CHP Genel Başkan Yardımcısı Seyit Torun, Boğaziçi Üniversitesi’ne rektör olarak atandıktan sonra protesto edilen Melih Bulu’nun görevden alınmasını anımsatarak, Kanal İstanbul’a ilişkin “Kanal İstanbul’un sonu da Melih Bulu’nun sonu gibi olacaktır. Ha kayyum rektör ha Kanal İstanbul, siyaseten ikisinin de birbirinden farkı yoktur” dedi. Torun Rize’deki sel felaketine de değinerek, “Tedbirini alacak olan, ülkeyi 19 yıldır yöneten siyasi iktidardır. Kuru lafla peynir gemisi yürümez” diye konuştu.

CHP Genel Başkan Yardımcıları Seyit Torun, Gamze Akkuş İlgezdi ve Ahmet Akın’ın öncülüğündeki 40 kişilik CHP heyetinin Karadeniz ziyaretlerinin son durağı Trabzon oldu. Trabzon’daki program Torun’un bu sabah bir otelde düzenlediği basın toplantısı ile başladı.

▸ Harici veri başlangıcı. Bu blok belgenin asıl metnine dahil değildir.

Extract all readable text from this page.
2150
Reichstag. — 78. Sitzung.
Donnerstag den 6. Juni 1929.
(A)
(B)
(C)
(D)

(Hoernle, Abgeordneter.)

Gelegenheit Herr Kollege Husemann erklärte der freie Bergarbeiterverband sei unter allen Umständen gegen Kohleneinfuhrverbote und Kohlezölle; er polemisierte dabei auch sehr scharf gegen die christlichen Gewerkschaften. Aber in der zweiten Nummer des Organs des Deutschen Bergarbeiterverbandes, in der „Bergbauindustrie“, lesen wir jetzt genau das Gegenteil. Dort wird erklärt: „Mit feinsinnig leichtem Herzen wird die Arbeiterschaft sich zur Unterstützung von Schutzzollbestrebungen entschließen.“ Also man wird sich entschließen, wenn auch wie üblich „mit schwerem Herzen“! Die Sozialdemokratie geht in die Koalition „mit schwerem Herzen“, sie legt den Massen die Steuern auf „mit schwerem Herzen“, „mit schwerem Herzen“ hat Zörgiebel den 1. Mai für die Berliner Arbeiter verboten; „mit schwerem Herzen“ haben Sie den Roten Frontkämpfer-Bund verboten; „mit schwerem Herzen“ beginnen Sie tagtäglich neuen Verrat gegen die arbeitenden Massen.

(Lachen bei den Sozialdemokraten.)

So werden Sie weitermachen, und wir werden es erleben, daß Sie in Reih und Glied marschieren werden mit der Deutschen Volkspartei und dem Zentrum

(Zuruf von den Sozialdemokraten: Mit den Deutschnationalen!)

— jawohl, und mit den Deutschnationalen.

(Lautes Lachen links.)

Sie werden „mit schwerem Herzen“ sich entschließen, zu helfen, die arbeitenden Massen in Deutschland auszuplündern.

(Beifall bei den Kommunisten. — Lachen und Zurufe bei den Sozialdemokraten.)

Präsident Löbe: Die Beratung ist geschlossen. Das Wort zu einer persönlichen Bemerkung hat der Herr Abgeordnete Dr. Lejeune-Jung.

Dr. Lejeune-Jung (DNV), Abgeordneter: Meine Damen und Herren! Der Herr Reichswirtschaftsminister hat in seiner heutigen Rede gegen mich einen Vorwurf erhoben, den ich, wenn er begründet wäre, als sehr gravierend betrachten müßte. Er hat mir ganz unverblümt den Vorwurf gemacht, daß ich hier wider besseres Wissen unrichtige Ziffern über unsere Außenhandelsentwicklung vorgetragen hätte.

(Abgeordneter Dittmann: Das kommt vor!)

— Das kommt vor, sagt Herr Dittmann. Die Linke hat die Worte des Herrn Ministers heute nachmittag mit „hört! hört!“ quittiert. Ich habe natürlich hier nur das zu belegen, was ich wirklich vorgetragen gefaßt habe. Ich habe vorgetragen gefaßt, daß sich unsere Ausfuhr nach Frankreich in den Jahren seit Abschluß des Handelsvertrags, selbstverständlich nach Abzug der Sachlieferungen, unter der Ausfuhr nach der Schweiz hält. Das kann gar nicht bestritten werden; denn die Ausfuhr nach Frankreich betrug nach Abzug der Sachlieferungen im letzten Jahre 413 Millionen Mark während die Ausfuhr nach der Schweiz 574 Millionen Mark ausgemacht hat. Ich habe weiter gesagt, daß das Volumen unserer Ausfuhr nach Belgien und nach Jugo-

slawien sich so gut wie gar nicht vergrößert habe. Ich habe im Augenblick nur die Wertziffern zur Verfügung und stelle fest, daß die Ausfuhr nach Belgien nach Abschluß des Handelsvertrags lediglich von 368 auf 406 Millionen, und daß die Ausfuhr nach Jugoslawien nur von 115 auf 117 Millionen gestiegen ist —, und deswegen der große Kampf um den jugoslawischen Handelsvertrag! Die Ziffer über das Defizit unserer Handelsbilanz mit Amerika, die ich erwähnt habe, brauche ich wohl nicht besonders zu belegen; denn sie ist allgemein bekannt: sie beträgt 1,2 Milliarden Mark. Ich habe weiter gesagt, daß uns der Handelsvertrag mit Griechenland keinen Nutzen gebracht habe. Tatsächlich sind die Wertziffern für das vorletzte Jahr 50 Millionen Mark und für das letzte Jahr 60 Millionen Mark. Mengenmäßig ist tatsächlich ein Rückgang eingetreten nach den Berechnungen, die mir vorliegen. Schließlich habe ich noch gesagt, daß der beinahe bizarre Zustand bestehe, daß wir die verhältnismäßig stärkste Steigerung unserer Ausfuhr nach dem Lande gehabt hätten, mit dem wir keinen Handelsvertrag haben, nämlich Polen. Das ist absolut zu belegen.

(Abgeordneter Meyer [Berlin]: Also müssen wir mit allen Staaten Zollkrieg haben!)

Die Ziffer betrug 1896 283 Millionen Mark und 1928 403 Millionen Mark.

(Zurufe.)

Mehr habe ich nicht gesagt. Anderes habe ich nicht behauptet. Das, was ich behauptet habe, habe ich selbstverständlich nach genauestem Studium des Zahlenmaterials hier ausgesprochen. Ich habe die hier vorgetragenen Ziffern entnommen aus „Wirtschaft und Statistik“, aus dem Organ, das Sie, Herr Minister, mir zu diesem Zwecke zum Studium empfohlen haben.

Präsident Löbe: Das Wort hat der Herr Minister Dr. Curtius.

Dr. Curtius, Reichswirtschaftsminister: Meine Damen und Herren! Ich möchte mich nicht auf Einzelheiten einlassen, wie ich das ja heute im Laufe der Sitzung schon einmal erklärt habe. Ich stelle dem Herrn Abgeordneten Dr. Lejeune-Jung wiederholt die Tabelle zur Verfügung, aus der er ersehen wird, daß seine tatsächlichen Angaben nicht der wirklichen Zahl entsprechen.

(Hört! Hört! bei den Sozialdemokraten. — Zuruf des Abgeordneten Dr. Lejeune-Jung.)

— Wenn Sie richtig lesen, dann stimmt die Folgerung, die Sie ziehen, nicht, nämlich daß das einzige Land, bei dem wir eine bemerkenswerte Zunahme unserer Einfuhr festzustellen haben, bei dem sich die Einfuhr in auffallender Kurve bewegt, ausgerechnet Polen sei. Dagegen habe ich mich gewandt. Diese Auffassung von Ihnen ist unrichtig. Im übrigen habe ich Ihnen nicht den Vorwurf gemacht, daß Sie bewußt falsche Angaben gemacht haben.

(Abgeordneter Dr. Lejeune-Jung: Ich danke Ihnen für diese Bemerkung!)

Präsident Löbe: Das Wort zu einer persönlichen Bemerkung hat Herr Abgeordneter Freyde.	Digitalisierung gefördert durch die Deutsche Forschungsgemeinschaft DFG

Torun, Ordu ve Giresun ziyaretlerinin ardından Trabzon’a geldiklerini hatırlatırken, yurttaşların “Nerede bu ülkeyi yönetenler, nerede bu iktidarın milletvekilleri, nerede bu bakanlar. Benim sorunumu kim çözecek?” diye feryat ettiğini aktardı. Torun, AKP iktidarının 19 yılın ardından yurttaşları sorunlarıyla “baş başa bıraktığını” belirterek, şunları söyledi:

“Evet bu iktidar 19 yılın sonunda kendini saraya çıkarmış, ama milletimizi sorunlarıyla baş başa bırakmıştır. Bu iktidar, kendisine oy veren milletimize sırtını dönmüştür. Artık milletimiz kimin ne olduğunu görmektedir. Ve bu karanlık girdaptan bir çıkış yolu aramaktadır. İşte o çıkışın adresi Cumhuriyet Halk Partisi’dir. Kaderine terk edilen milletimiz asla yalnız değildir. Bizim tarihi sorumluluğumuz, ülkemizi karanlıktan kurtarıp aydınlığa çıkarmaktır.”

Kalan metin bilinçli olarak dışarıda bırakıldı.